The three models he actually uses: Qwen, Neotron, and MiniMax

When he gets specific, Alex narrows it to three local model families: Qwen 3.5, Neotron 3, and MiniMax 2.5. Qwen 3.5 is his daily driver because it scales from a 9B model on a 16GB Mac Mini up to much larger variants; Neotron 3 is the new Nvidia open-source entrant he’s especially excited about; MiniMax 2.5 is his pick when he wants lightweight, very fast execution.

Hugging Face and LM Studio: the easiest way to get started

He points people to Hugging Face as the main source for open models and suggests a very Alex-style shortcut: just ask OpenClaw which model best fits your hardware. Then he demos LM Studio, a free app for loading local models, showing MiniMax 2.5 on his Mac Studio writing a snake game in about 15 seconds while he pushes back on people who say Apple silicon is too slow.

Inside his “software factory” running on OpenClaw

The most vivid part of the video is his actual setup. He shows a coding agent named Charlie, powered locally by Qwen 3.5, writing software 24/7, while a manager agent named Ralph, powered by ChatGPT, orchestrates the whole workflow — his “brain and muscles” pattern in action. He also shows a MiniMax-based opportunity scanner scraping the internet nonstop and sending business ideas straight into Telegram, which he frames as the kind of always-on work cloud APIs make too expensive.

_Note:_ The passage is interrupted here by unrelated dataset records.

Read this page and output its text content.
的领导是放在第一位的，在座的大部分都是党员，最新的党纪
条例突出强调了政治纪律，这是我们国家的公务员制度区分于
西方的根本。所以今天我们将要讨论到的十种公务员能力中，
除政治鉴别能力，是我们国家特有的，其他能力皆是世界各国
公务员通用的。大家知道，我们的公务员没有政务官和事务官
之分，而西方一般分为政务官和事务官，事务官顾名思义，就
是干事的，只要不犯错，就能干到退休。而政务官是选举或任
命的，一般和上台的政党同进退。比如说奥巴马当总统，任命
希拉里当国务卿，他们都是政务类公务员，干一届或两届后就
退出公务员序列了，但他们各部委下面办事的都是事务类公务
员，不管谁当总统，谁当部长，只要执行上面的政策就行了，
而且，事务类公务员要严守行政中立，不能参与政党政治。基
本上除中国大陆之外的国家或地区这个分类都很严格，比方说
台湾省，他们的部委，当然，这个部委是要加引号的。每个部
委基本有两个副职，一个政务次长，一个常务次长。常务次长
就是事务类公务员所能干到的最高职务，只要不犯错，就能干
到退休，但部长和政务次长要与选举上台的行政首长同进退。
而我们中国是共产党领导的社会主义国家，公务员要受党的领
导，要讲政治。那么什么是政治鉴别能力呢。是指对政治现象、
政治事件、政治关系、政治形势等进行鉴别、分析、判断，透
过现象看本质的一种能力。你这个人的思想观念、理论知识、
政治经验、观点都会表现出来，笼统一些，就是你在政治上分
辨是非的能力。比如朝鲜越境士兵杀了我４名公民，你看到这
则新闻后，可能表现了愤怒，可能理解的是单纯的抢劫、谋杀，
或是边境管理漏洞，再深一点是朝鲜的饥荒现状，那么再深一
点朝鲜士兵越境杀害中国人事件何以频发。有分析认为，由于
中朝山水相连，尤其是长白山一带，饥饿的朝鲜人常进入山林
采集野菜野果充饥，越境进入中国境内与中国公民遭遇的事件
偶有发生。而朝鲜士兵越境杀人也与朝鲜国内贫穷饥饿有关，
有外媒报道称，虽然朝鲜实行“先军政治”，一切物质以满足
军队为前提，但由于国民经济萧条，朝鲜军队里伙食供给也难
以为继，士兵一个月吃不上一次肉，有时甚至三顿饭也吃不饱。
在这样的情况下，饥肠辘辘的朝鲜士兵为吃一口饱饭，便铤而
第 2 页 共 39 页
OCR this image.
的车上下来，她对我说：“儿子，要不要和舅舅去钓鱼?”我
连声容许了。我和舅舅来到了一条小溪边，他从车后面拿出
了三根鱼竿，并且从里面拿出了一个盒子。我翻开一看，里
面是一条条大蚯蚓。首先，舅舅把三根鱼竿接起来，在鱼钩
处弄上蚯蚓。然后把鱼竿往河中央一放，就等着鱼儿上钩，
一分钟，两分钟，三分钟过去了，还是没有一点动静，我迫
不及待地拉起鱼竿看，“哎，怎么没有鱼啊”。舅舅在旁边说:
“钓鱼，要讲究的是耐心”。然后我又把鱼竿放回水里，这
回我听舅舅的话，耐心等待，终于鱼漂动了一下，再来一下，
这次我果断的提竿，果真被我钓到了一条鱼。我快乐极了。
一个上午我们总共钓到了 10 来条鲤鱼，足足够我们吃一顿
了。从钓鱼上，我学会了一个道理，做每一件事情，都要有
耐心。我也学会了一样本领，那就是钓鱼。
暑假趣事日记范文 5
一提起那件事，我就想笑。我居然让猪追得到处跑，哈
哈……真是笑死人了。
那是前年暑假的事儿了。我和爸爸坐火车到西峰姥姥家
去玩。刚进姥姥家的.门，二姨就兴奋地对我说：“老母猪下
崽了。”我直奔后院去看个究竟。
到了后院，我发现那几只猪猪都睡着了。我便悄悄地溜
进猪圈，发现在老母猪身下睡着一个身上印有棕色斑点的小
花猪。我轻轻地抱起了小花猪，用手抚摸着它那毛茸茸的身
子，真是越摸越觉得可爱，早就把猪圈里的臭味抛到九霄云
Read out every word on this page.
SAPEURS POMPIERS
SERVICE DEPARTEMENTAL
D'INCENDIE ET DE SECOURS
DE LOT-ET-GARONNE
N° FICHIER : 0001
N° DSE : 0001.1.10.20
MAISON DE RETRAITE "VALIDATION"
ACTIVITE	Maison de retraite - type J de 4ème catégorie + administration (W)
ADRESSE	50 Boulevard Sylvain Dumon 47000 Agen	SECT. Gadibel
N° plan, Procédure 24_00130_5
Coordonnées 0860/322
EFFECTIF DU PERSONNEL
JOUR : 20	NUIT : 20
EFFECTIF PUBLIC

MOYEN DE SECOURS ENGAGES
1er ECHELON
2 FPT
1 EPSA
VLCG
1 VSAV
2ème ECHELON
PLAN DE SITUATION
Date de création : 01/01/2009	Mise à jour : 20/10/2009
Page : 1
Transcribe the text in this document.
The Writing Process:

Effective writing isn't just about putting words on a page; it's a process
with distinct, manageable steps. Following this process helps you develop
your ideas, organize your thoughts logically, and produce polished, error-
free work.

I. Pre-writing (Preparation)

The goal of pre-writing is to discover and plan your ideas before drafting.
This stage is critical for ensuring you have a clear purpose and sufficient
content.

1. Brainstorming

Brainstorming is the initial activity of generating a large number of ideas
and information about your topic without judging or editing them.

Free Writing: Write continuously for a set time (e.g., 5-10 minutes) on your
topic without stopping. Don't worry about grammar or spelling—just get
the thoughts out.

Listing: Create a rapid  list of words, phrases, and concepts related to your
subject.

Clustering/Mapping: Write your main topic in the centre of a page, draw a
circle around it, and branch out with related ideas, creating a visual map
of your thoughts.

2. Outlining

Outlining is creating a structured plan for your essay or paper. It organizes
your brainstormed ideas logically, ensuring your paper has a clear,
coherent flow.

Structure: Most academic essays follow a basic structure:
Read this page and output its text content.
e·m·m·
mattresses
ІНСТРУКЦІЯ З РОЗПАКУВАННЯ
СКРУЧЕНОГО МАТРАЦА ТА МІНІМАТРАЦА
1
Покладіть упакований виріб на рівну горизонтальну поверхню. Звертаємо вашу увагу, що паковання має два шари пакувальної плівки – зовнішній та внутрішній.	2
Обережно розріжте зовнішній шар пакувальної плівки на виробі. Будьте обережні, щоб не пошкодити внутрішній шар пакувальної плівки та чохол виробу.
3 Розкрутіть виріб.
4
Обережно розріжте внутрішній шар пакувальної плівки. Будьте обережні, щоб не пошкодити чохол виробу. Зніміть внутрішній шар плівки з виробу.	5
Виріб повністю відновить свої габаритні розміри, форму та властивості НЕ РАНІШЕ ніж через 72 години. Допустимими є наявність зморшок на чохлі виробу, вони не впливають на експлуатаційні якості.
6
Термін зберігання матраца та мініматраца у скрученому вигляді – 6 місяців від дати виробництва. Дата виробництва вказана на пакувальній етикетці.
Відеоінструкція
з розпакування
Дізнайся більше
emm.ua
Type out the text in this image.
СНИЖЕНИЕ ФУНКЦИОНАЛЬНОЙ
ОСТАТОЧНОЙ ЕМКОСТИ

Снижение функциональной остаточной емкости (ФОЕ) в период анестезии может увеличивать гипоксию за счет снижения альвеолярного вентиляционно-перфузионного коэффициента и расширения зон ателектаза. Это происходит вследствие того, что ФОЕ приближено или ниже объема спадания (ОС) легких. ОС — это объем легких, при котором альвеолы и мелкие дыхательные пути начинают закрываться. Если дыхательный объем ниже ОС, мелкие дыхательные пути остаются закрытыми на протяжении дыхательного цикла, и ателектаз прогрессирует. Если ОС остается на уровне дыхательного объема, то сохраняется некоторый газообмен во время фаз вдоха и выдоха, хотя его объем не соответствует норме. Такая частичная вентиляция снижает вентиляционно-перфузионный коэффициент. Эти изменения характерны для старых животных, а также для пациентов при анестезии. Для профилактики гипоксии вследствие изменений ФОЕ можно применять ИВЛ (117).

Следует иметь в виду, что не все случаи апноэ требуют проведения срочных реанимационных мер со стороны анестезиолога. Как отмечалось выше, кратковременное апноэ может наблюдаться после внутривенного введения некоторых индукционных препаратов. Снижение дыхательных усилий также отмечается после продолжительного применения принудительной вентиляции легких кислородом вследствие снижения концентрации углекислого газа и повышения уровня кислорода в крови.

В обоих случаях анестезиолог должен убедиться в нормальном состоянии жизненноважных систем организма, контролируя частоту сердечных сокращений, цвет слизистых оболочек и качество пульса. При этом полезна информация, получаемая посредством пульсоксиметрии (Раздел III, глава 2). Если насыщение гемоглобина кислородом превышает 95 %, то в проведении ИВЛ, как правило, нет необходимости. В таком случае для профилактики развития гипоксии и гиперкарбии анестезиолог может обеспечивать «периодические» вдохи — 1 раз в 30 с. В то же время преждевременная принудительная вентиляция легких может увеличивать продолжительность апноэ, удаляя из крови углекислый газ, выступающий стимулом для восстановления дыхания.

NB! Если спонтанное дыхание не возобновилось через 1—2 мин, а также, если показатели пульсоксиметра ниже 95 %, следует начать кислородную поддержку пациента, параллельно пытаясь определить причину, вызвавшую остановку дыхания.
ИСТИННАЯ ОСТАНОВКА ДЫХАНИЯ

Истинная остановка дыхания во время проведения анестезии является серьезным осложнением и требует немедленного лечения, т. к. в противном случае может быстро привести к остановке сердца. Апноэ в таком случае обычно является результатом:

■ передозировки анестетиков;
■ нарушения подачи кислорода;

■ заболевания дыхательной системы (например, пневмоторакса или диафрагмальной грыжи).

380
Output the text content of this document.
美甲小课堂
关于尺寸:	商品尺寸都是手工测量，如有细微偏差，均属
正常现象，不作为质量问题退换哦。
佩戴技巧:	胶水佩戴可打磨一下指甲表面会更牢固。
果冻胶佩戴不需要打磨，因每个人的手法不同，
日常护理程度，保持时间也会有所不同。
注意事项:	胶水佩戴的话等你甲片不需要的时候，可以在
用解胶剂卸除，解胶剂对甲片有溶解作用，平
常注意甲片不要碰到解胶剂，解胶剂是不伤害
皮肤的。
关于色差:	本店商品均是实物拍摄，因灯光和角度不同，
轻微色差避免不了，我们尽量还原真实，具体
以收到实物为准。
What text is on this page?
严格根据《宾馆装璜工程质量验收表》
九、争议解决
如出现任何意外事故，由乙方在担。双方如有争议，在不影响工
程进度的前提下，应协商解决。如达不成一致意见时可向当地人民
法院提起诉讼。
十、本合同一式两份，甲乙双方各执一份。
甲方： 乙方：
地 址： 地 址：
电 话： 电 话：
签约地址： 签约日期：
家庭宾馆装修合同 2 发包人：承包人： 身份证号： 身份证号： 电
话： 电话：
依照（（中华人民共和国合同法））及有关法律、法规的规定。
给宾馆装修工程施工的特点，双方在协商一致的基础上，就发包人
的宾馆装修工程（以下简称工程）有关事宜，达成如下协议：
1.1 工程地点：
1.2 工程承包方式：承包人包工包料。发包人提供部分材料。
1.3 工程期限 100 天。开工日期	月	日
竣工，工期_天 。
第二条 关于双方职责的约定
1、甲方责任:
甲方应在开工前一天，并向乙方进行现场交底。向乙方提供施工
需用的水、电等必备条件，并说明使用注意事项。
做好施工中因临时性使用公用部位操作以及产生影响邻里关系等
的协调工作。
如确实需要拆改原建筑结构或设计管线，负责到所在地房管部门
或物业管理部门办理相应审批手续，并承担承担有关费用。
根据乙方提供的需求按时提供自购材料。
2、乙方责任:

His real advice: start small, prove ROI, then scale up

Alex closes by warning people not to copy his hardware spend just because he has three maxed-out Mac Studios. His recommendation is to start with the machine you already own, hand off one narrow task to a local model, learn the stack, and only then level up to something like a DGX Spark once you know what workload justifies it. He’s also bullish on Apple’s next jump, predicting an M5 Ultra Mac Studio will be “incredible,” while joking that he’ll probably still buy the $100,000 DGX Station because he’s “about that life.”